Пурга в эти минуты улеглась, и под окошком егерской избы хорошо стала видна старая лиственница. Ближе к Новому году это дерево всегда преображалось. Груши и яблоки появлялись на нём – снегирями румяными восседали на ветках. Мишура серебрилась – обрывками звонкой пурги. Конфеты, орехи. Это Светлана – светлая душа – старлась. «Как малое дитё!» – ворчал хозяин. Ворчал – и потакал жене. Мало того, егерь своими лапами тоже пытался украшать новогоднее дерево, но игрушки нередко ломались; жена отгоняла. Много лет уже у них эта традиция. И Новый год уже для них не Новый год, если не обрядят дерево игрушками, не опутают разноцветными гирляндами, блескучими конфетами, пряниками. Издалека идёт эта игра – от древней веры в духов, которых нужно задобрить.
Заповедное озеро это – очень скромное озеро, по выражению егеря. И в силу скромности своей озеро не любит раздеваться – голышом показывать себя. Вот почему оно одето в ледяное платье почти что с середины сентября до июля. И если где-то вдруг случается прореха на озере – прорубь – озеро тут же старается ледяными иголками быстренько заштопать ледяное платье.
– Героич! – заметил Зимогор, стоя в снегу под берегом. – Тебе в хозяйстве нужен отбойный молоток!
– Зачем?
– Колуном да ломом долго колотить!
– Ничего, я привык.
Помолчав, охотник пробормотал:
– Ну, не все же такие медведи.
– Чего? – не расслышал Медвежакин, стоящий в отдалении. – Припотел? Помочь?
– Да ничего, занимайся своими делами.
С утра было хлопотно: топили баню, долбили прорубь, таскали воду. Горка хрустального льда возле проруби переливалась новогодними игрушками. Бензопила трещала во дворе, сиреневым дымом чадила. Мёрзлые чурки, словно чугунные, грохотали под колуном – щепки стрелами простреливали снег.
Медвежакин откуда-то из сарая притащил охапку берёзовых веников, напомнивших о родине в средней полосе, о красном лете, о нормальной человеческой жизни на «материке», где шумят весёлые русские леса и щебечут беззаботные птицы.

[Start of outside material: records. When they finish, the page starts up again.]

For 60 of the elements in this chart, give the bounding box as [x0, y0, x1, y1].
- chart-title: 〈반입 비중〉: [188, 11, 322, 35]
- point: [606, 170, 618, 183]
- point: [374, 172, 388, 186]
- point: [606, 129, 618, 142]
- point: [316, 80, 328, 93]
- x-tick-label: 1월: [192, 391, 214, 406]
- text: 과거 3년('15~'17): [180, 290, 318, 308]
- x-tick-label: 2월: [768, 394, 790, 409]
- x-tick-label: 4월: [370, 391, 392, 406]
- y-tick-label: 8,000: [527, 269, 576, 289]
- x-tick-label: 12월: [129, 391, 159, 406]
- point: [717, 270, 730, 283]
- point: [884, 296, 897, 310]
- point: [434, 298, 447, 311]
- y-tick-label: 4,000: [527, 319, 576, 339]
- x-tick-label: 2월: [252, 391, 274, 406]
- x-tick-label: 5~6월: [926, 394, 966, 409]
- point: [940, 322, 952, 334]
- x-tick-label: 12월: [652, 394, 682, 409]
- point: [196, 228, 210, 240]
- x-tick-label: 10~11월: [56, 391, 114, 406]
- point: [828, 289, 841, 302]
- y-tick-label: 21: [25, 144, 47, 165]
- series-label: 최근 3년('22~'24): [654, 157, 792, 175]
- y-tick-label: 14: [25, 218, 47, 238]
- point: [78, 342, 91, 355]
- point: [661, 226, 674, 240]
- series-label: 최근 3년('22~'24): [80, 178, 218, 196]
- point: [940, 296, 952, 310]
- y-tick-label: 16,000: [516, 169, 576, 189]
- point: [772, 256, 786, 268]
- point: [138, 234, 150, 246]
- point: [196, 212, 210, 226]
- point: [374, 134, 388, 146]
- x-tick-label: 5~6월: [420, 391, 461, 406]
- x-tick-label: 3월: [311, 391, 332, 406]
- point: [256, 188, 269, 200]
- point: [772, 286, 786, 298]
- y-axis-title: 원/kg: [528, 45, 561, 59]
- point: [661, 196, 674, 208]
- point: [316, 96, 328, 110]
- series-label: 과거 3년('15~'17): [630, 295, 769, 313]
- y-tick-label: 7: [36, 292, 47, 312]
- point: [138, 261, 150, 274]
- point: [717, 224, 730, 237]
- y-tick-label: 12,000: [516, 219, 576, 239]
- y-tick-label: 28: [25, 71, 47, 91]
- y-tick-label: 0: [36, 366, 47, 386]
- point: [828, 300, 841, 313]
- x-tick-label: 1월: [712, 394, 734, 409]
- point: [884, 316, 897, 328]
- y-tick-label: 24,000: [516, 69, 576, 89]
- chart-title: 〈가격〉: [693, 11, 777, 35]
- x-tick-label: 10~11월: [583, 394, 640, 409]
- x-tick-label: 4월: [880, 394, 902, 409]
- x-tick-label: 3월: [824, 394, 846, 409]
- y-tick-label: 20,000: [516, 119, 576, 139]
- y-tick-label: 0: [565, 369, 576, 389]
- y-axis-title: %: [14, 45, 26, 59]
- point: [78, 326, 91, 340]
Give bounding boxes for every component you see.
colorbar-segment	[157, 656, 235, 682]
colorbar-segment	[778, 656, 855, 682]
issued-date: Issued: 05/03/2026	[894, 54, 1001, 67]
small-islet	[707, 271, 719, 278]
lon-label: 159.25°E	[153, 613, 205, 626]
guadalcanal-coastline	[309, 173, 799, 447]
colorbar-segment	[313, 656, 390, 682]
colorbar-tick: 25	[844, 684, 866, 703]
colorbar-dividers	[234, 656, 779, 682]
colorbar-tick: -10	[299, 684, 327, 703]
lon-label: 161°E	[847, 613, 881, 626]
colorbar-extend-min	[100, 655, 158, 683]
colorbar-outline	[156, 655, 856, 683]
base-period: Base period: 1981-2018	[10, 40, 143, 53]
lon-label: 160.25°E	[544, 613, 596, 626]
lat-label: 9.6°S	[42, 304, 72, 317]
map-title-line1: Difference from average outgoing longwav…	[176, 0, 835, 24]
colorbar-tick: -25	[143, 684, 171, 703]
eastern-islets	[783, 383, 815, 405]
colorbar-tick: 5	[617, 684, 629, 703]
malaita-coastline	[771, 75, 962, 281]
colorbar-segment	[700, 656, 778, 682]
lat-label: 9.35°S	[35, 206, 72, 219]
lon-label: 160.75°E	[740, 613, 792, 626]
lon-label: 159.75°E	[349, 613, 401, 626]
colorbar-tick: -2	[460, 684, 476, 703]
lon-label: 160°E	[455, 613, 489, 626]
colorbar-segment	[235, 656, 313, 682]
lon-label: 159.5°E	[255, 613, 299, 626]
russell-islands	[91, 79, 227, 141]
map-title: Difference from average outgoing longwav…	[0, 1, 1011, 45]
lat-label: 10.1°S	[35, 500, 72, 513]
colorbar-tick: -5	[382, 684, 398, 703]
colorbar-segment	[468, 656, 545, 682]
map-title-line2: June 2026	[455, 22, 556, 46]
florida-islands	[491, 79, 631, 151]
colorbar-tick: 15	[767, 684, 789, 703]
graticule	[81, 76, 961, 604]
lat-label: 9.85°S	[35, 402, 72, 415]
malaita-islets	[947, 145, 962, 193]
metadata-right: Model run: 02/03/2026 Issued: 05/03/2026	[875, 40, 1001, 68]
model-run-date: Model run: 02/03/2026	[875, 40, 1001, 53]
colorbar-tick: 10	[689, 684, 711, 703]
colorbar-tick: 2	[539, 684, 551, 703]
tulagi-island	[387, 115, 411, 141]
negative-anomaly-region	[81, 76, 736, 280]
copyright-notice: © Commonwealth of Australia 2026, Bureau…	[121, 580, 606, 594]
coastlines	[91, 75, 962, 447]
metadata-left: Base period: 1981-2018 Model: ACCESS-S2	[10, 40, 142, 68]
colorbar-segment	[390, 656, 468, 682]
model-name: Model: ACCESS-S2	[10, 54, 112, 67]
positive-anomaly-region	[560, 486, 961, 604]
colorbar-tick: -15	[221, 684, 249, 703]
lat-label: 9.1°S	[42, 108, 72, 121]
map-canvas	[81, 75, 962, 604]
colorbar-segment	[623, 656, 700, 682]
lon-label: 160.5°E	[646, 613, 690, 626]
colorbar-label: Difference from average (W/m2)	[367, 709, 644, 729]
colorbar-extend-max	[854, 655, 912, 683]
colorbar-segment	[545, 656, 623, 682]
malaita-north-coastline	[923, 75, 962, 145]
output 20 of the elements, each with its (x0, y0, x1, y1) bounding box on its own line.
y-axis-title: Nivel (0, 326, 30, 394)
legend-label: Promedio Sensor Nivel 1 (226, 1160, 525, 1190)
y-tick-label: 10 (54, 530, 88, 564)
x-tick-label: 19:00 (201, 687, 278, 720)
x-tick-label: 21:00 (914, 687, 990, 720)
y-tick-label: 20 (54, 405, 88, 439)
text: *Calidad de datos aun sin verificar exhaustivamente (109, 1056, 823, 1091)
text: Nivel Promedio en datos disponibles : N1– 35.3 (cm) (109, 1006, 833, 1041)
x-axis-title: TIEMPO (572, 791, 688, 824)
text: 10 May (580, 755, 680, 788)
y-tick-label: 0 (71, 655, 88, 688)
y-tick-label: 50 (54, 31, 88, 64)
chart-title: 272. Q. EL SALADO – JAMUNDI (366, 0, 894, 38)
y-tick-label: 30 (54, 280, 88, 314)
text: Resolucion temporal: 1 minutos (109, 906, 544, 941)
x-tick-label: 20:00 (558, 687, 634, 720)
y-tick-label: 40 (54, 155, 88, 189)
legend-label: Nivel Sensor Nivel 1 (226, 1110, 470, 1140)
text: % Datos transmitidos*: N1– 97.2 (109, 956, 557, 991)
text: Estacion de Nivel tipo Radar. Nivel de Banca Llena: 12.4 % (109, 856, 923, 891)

Собирая в баню чистое белье, хозяйка – будто ненароком – положила на стол чистую простынь. Для «операции». Светлану Михайловну, бабу, мягкую сердцем, заранее мутило от предстоящего кровопролития. Она хотела приготовить все необходимое и удалиться.
Тиморей от проруби вернулся – помогал воду в баню таскать. Посмотрев на чистую отглаженную простынь, рядом с которой мерцала банка со спиртом, Дорогин догадался – идут последние приготовления. Под сердцем у него заныло, хотя он постарался сделать вид, что ничего такого не заметил…
Он вообще держался молодцом. Много интересного рассказывал Светлане Михайловне о Петербурге, который, оказывается, можно назвать большой избушкой на курьих ножках: Петербург стоит на сибирских лиственницах, вот на таких же лиственницах, одна из которых красуется у них под окнами, разнаряженная перед Новым годом. Мало того – и Венеция держится на таких же сибирских лиственницах. А ещё он рассказывал ей о талатливом племени питерских живописцев, о том, какие это славные ребята, покуда не хлебнули растворителя – стаканчик скипидару, флакончик ацетону.
Тиморей хохмил и громко похохатывал, глядя в глаза хозяйке и словно бы недоумевая, почему же это ей не весело от этих анекдотов.